Это был, так сказать, бессознательный порыв выразить себя в звуке. Так поют птицы, когда им хорошо: когда они сыты сами и когда накормлены их птенцы.

Думаю, столь же бездумно и вольно, во времена падишахов и эмиров, пели дети пустынь, когда они, трясясь на спинах своих блохастых дромадеров, направлялись из Самарканда в Бухару по каким-то своим запутанным магометанским делам.

Так пел бы и я, имей голос и непреодолимое желание оживить интерес
 городского населения к самодеятельному народному творчеству.

Гондола с поющей девушкой, сопровождаемая эхом и аплодисментами, величественно и неторопливо проплывала под выгнутыми еще в средние века мостиками с нависшими над грязной водой каналов гроздьями зевак на них.

На местами сужающихся изгибах канала гондола притормаживала, давая дорогу своим остроносым подругам, украшенным, как и наша, похожими на мексиканские пончо или праздничные попоны, многоцветными ковриками, и, повременив немного, двигалась дальше, пока не пришвартовалась к каменному причалу перед искомым отелем.

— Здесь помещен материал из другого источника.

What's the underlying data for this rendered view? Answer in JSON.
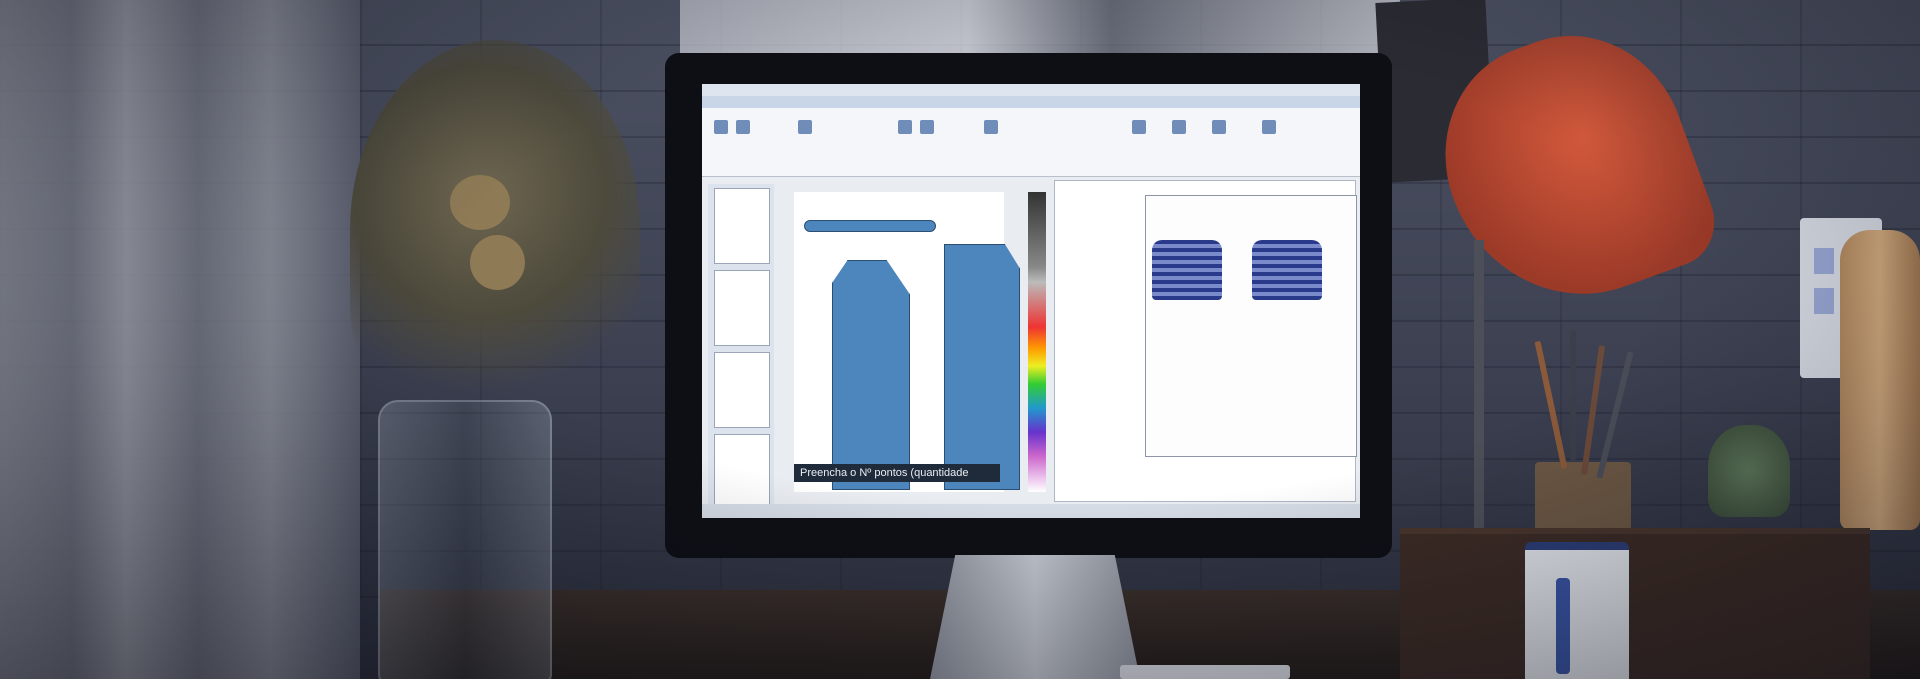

Привлеченная звуками бархатного дивного голоса, из отеля высыпала целая орава переполошившейся прислуги. В нескольких окнах появились расплывшиеся после дневного сна и безделья физиономии постояльцев.

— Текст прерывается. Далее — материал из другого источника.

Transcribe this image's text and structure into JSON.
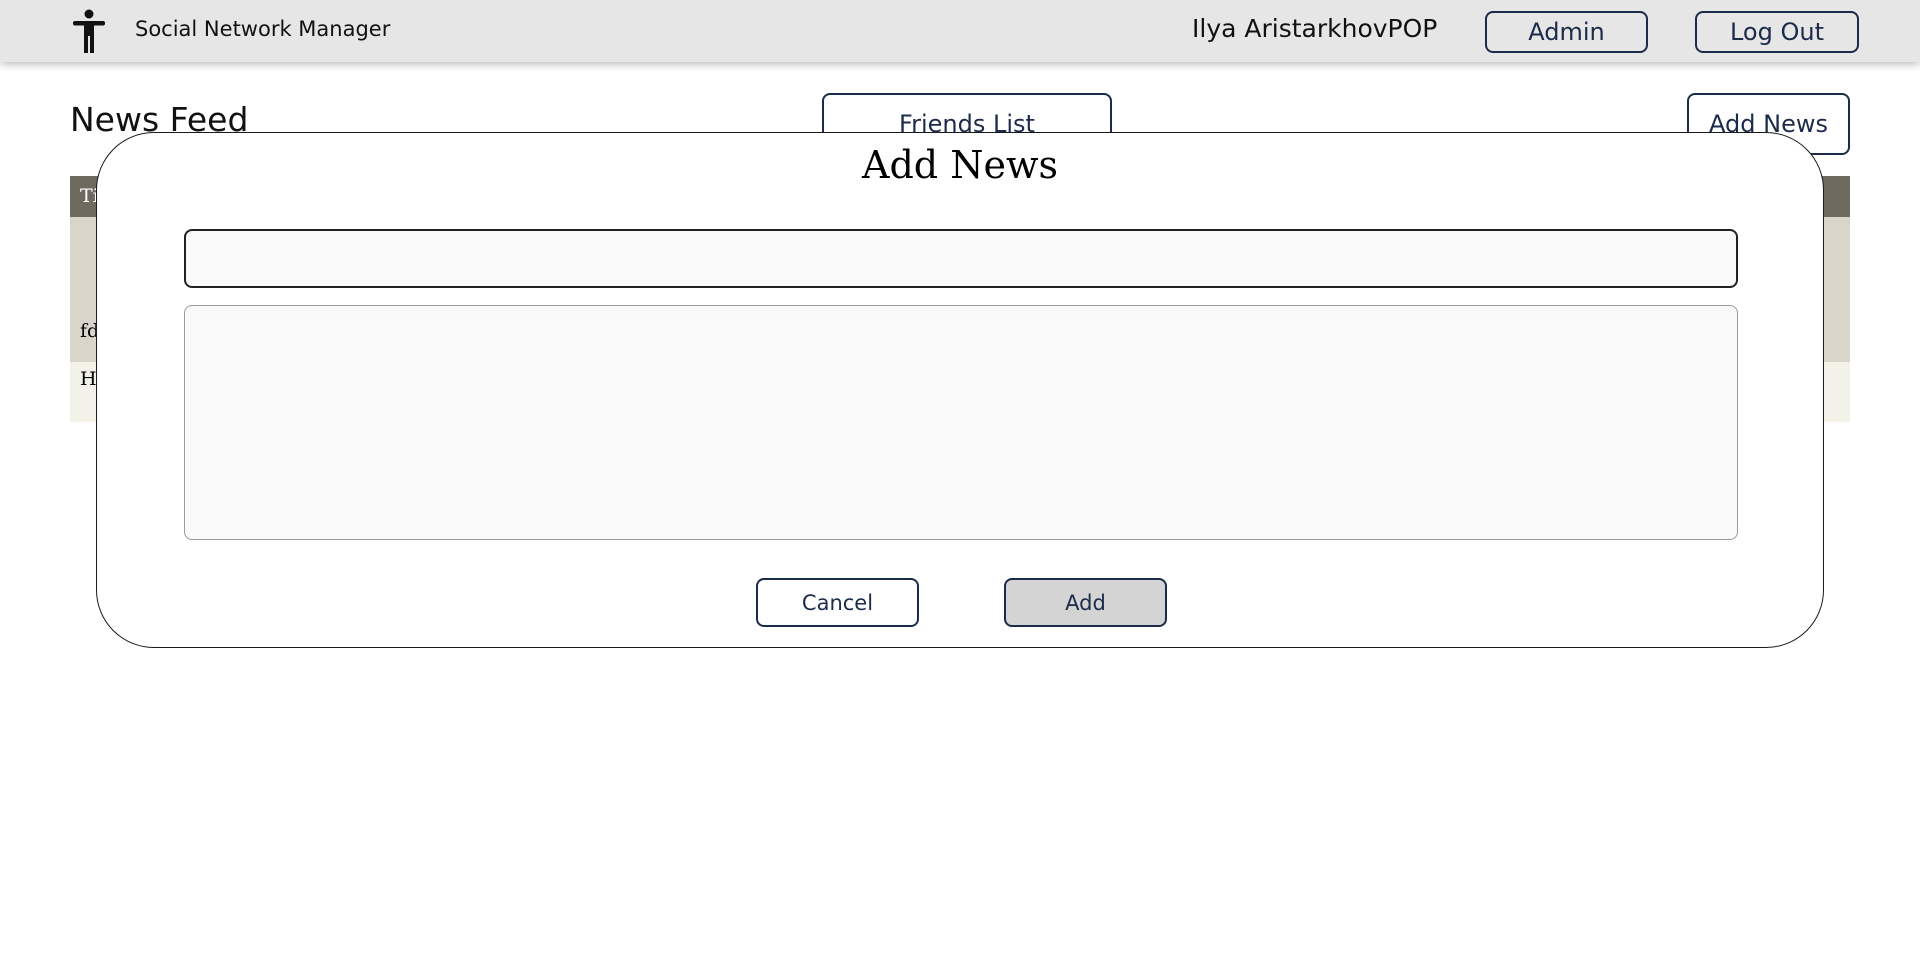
{
  "header": {
    "app_name": "Social Network Manager",
    "logo_icon": "accessibility-person-icon",
    "user_name": "Ilya AristarkhovPOP",
    "admin_label": "Admin",
    "logout_label": "Log Out"
  },
  "page": {
    "title": "News Feed",
    "friends_list_label": "Friends List",
    "add_news_label": "Add News"
  },
  "table": {
    "header_visible": "Ti",
    "rows": [
      {
        "visible_text": "fd"
      },
      {
        "visible_text": "H"
      }
    ]
  },
  "modal": {
    "title": "Add News",
    "title_input": {
      "value": "",
      "placeholder": ""
    },
    "body_input": {
      "value": "",
      "placeholder": ""
    },
    "cancel_label": "Cancel",
    "add_label": "Add"
  },
  "colors": {
    "accent_navy": "#1c2b4a",
    "topbar_bg": "#e6e6e6",
    "table_header_bg": "#6f6a5f",
    "row_a_bg": "#d9d5cb",
    "row_b_bg": "#f3f2e9",
    "add_button_bg": "#d4d4d4"
  }
}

Конец песни, ознаменовавшийся бесподобным верхним «ля», потонул в рукоплесканиях и истеричных криках «браво». Я, восхищенный и удивленный, рукоплескал громче всех.

Потом церемонно подал руку своей даме, и мы, как временные триумфаторы, под восторженные крики толпы, торжественно сошли на берег благословенной земли венецианских дожей.

Современные венецианцы приняли нас как родных. В северной Италии умеют ценить шутку и обожают все необычное.

...Приняв душ и переодевшись, мы спустились в ресторан, наскоро перекусили и вышли из отеля. Взявшись за руки, как бы опасаясь, чтобы кто-то страшный нас не разлучил, мы узенькими улочками, напичканными сувенирными лавками и ресторанчиками, петляя и натыкаясь на туристов, вышли к главному месту Венеции – площади Сан-Марко.

На площади, наполовину залитой лучами заходящего солнца, ресторанные оркестранты, изнывая от жары в своих белоснежных фраках с золотыми позументами, играли попурри из неаполитанских песенок.

Мы сели за столик недалеко от оркестра. Перед пианистом на крышке сверкающего черного рояля стоял фужер с каким-то светло-розовым напитком. Пианист дважды, продолжая вести мелодию правой рукой, дружески улыбаясь, поднимал его в честь Дины.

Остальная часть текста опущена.